El propio Mason Currey explica su ritual para acabar Daily Rituals: “Casi cada mañana durante un año y medio, me levantaba a las 5:30, me lavaba los dientes, hacía una copa de café y me sentaba a escribir cómo algunas de las mejores mentes de los últimos cuatrocientos años afrontaban esta misma tarea: esto es, cómo hacían tiempo a diario para hacer su mejor trabajo, cómo organizaban sus horarios para ser creativos y productivos”.

Yo mismo me siento a escribir esta entrada tras haber pasado la mañana haciendo recados en metro y paseando. Una de las ventajas de marcarse los horarios uno mismo consiste en la libertad. Pero la libertad funciona sólo con responsabilidad.

El arte de convivir con la realidad

Quien esto escribe también tiene su propia rutina, siempre puesta en jaque por otras cuestiones que compiten por su atención cognitiva.

Nada como pasear un día soleado, aunque se trate de obligaciones y gestiones.
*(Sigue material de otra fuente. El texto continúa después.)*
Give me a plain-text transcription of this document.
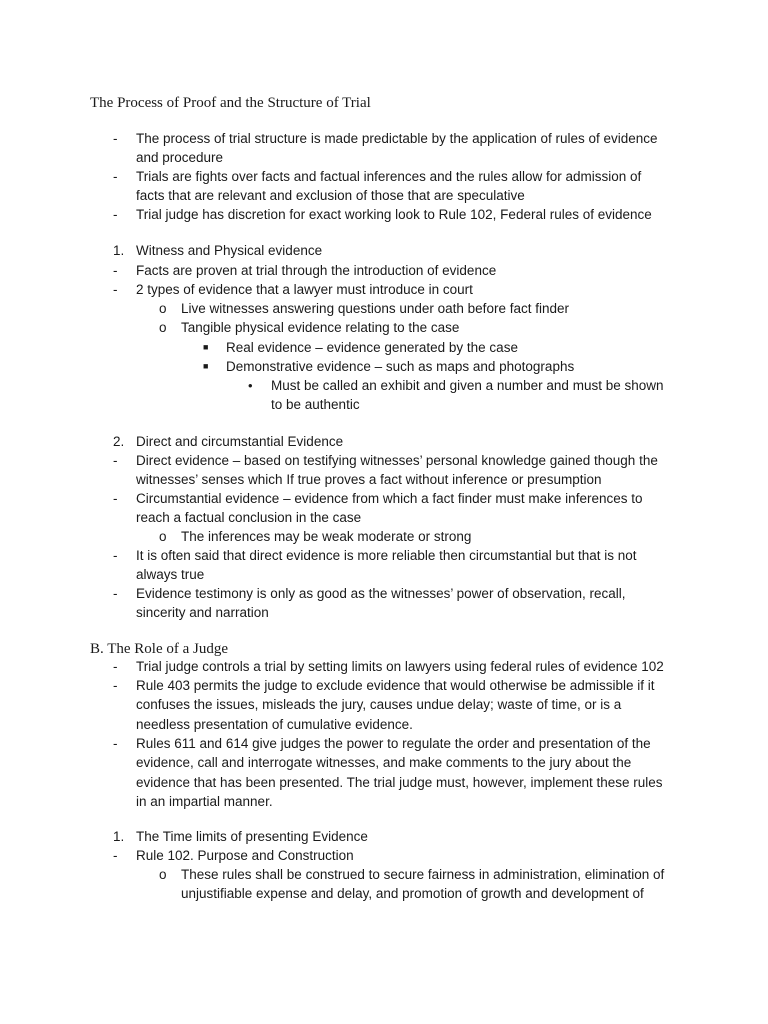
The Process of Proof and the Structure of Trial
- The process of trial structure is made predictable by the application of rules of evidence
and procedure
- Trials are fights over facts and factual inferences and the rules allow for admission of
facts that are relevant and exclusion of those that are speculative
- Trial judge has discretion for exact working look to Rule 102, Federal rules of evidence
1. Witness and Physical evidence
- Facts are proven at trial through the introduction of evidence
- 2 types of evidence that a lawyer must introduce in court
o Live witnesses answering questions under oath before fact finder
o Tangible physical evidence relating to the case
■ Real evidence – evidence generated by the case
■ Demonstrative evidence – such as maps and photographs
• Must be called an exhibit and given a number and must be shown
to be authentic
2. Direct and circumstantial Evidence
- Direct evidence – based on testifying witnesses’ personal knowledge gained though the
witnesses’ senses which If true proves a fact without inference or presumption
- Circumstantial evidence – evidence from which a fact finder must make inferences to
reach a factual conclusion in the case
o The inferences may be weak moderate or strong
- It is often said that direct evidence is more reliable then circumstantial but that is not
always true
- Evidence testimony is only as good as the witnesses’ power of observation, recall,
sincerity and narration
B. The Role of a Judge
- Trial judge controls a trial by setting limits on lawyers using federal rules of evidence 102
- Rule 403 permits the judge to exclude evidence that would otherwise be admissible if it
confuses the issues, misleads the jury, causes undue delay; waste of time, or is a
needless presentation of cumulative evidence.
- Rules 611 and 614 give judges the power to regulate the order and presentation of the
evidence, call and interrogate witnesses, and make comments to the jury about the
evidence that has been presented. The trial judge must, however, implement these rules
in an impartial manner.
1. The Time limits of presenting Evidence
- Rule 102. Purpose and Construction
o These rules shall be construed to secure fairness in administration, elimination of
unjustifiable expense and delay, and promotion of growth and development of
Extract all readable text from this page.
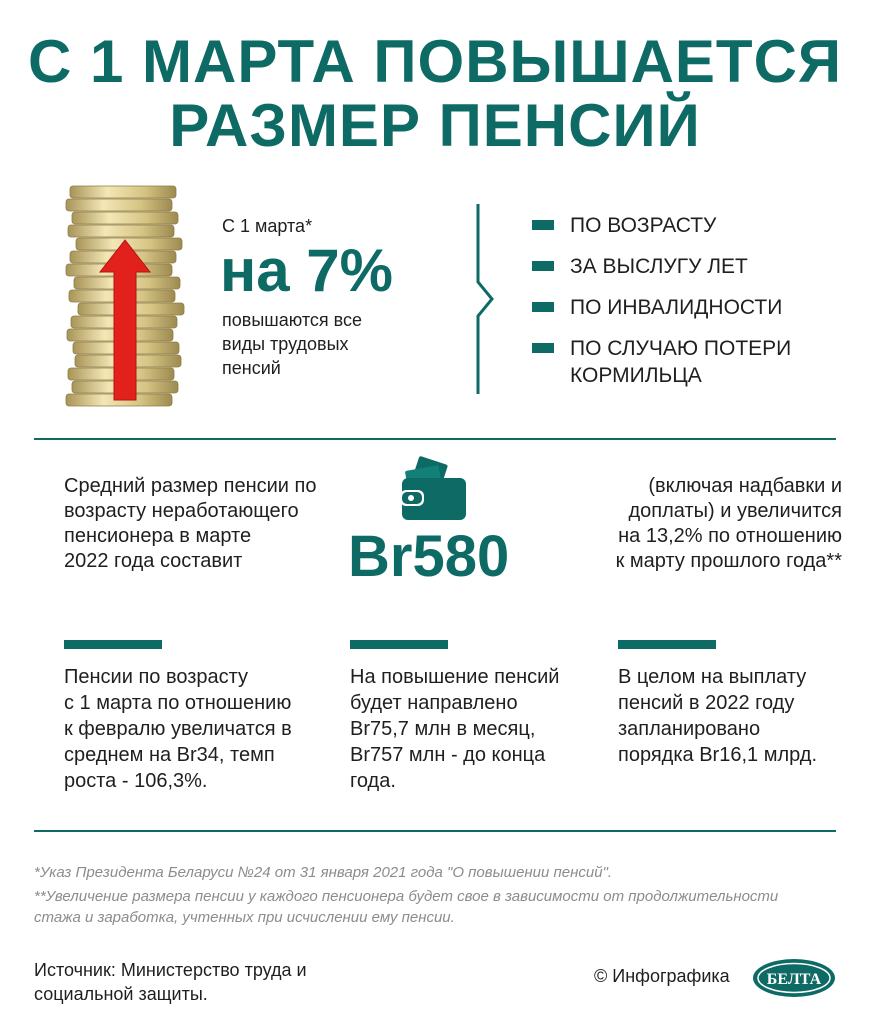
С 1 МАРТА ПОВЫШАЕТСЯ
РАЗМЕР ПЕНСИЙ
С 1 марта*
на 7%
повышаются все
виды трудовых
пенсий
ПО ВОЗРАСТУ
ЗА ВЫСЛУГУ ЛЕТ
ПО ИНВАЛИДНОСТИ
ПО СЛУЧАЮ ПОТЕРИ
КОРМИЛЬЦА
Средний размер пенсии по
возрасту неработающего
пенсионера в марте
2022 года составит	Br580
(включая надбавки и
доплаты) и увеличится
на 13,2% по отношению
к марту прошлого года**
Пенсии по возрасту
с 1 марта по отношению
к февралю увеличатся в
среднем на Br34, темп
роста - 106,3%.
На повышение пенсий
будет направлено
Br75,7 млн в месяц,
Br757 млн - до конца
года.
В целом на выплату
пенсий в 2022 году
запланировано
порядка Br16,1 млрд.
*Указ Президента Беларуси №24 от 31 января 2021 года "О повышении пенсий".
**Увеличение размера пенсии у каждого пенсионера будет свое в зависимости от продолжительности
стажа и заработка, учтенных при исчислении ему пенсии.
Источник: Министерство труда и
социальной защиты.
© Инфографика БЕЛТА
Pero siempre llega la necesidad de volver ante el escritorio y trabajar en el siguiente artículo; al fin y al cabo, hoy es lunes.

(William Faulkner: “El trabajo nunca alcanza el sueño de perfección con que el artista debe empezar”)

Las condiciones, una vez llego a casa, no son las ideales, al estar algo cansado y a la vez animado de la luz y la actividad de las calles, además de la charla con Kirsten y los juegos con el bebé Nico, que mañana empieza el parvulario.

Siempre hay alguna excusa para no escribir, o para hacerlo algo más tarde. Es tan fácil dejar las cosas para después que la tentación de racionalizarlo siempre está ahí.

El escritor y colaborador del New Yorker E.B. White expresaba con crudeza lo difícil de escribir un día sí y otro también, dadas las numerosas aristas de lo cotidiano y el vaivén de nuestras expectativas, apetitos, energía, planes, etc.

E.B. White: “Un escritor que espera a que lleguen las condiciones ideales bajo las que trabajar morirá sin haber puesto una palabra sobre el papel”.

El aliento en la nuca de la posposición: sobre la dificultad de “ponerse”

Todos los sentimos identificados en esta tendencia, hayamos leído o no acerca de cómo nuestra conciencia pospone tareas que requieren planificar a largo plazo ante el espejismo de saciar algún impulso a corto plazo.

Evitar la posposición no es tan sencillo; el único modo de no caer en el derrotismo de declararse incapaces de realizar alguna tarea creativa compleja (escribir un artículo, ensayo, novela, etc.), es trabajar regularmente, aunque no se den las condiciones idóneas.

Quienes logran, al menos, empezar alguna frase ante la hoja -lienzo en la pintura, material bruto en la escultura, metraje en la edición audiovisual, ruido y escalas rutinarias en la música, etc.- están más cerca de su cometido, al haber comprendido que no hay momento más idóneo en el futuro que ahora (o el momento inmediato en que podamos empezar).

Gestionar la dificultad del primer esfuerzo

En una entrevista a The Paris Review, Susan Sontag reconocía la dificultad de ponerse a escribir: la dolorosa posposición.

“Yo escribo en acelerones. Escribo cuando tengo que hacerlo porque la presión se concentra y siento la confianza de que algo ha madurado en mi cabeza y puedo escribirlo. Pero una vez algo ya está en marcha, no quiero hacer más que eso”.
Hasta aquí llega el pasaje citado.